Die Polizeiinspektion Aurich/Wittmund verzeichnet für das Jahr 2025 einen historischen Tiefstand bei der Kriminalität. Mit 11.012 registrierten Straftaten sank die Zahl um knapp elf Prozent gegenüber dem Vorjahr. Gleichzeitig erreichte die Aufklärungsquote mit über 70 Prozent erneut einen überdurchschnittlichen Wert.
„Für die Bürgerinnen und Bürger in den Landkreisen Aurich und Wittmund sind das gute Nachrichten“, erklärt Leitender Polizeidirektor Stephan Zwerg, Leiter der Polizeiinspektion. „Wir leben hier in einer vergleichsweise sicheren Region.“ Die Zahl der Straftaten war seit Bestehen der Polizeiinspektion im Jahr 2004 nie niedriger.
Insgesamt 7.753 Straftaten konnten die Ermittler aufklären – deutlich über dem Durchschnitt der Polizeidirektion Osnabrück, die bei 66,51 Prozent liegt. „Die hohe Aufklärungsquote steht für eine hohe Qualität der Ermittlungsarbeit unserer Mitarbeiterinnen und Mitarbeiter“, betont Zwerg, auch wenn die Komplexität der Fälle stetig zunehme.
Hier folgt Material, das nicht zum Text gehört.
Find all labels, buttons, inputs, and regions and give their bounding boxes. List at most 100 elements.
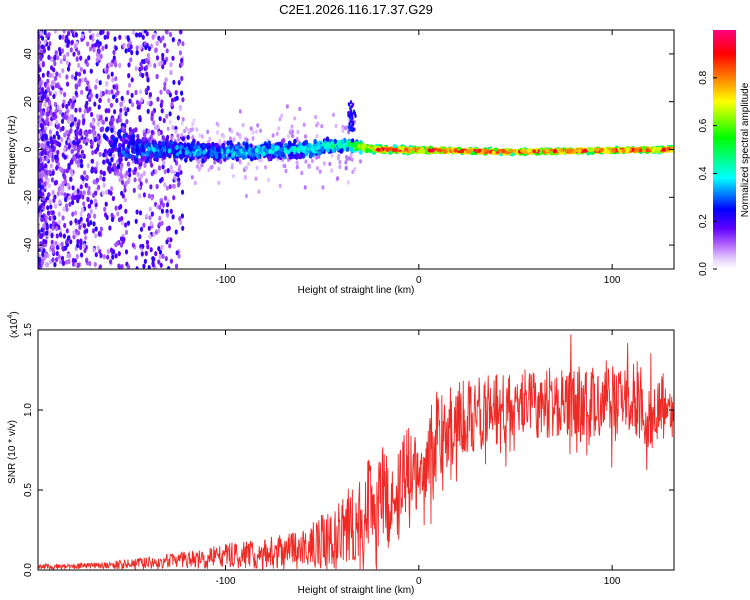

Besonders erfreulich entwickelten sich die Gewaltdelikte: Die Rohheitsdelikte und Straftaten gegen die persönliche Freiheit gingen von 2.702 Fällen im Jahr 2024 auf 2.365 zurück – ein Minus von 12,47 Prozent. Raubdelikte sanken von 70 auf 66 Fälle, Körperverletzungen von 1.763 auf 1.526.
Sorge bereitet jedoch der Anstieg der Messerdelikte von 63 auf 85 Fälle. In 51 Fällen – 60 Prozent – kam das Messer ausschließlich als Drohmittel zum Einsatz. „Das ist eine Tendenz, die wir sehr genau im Blick behalten müssen“, warnt Inspektionsleiter Zwerg.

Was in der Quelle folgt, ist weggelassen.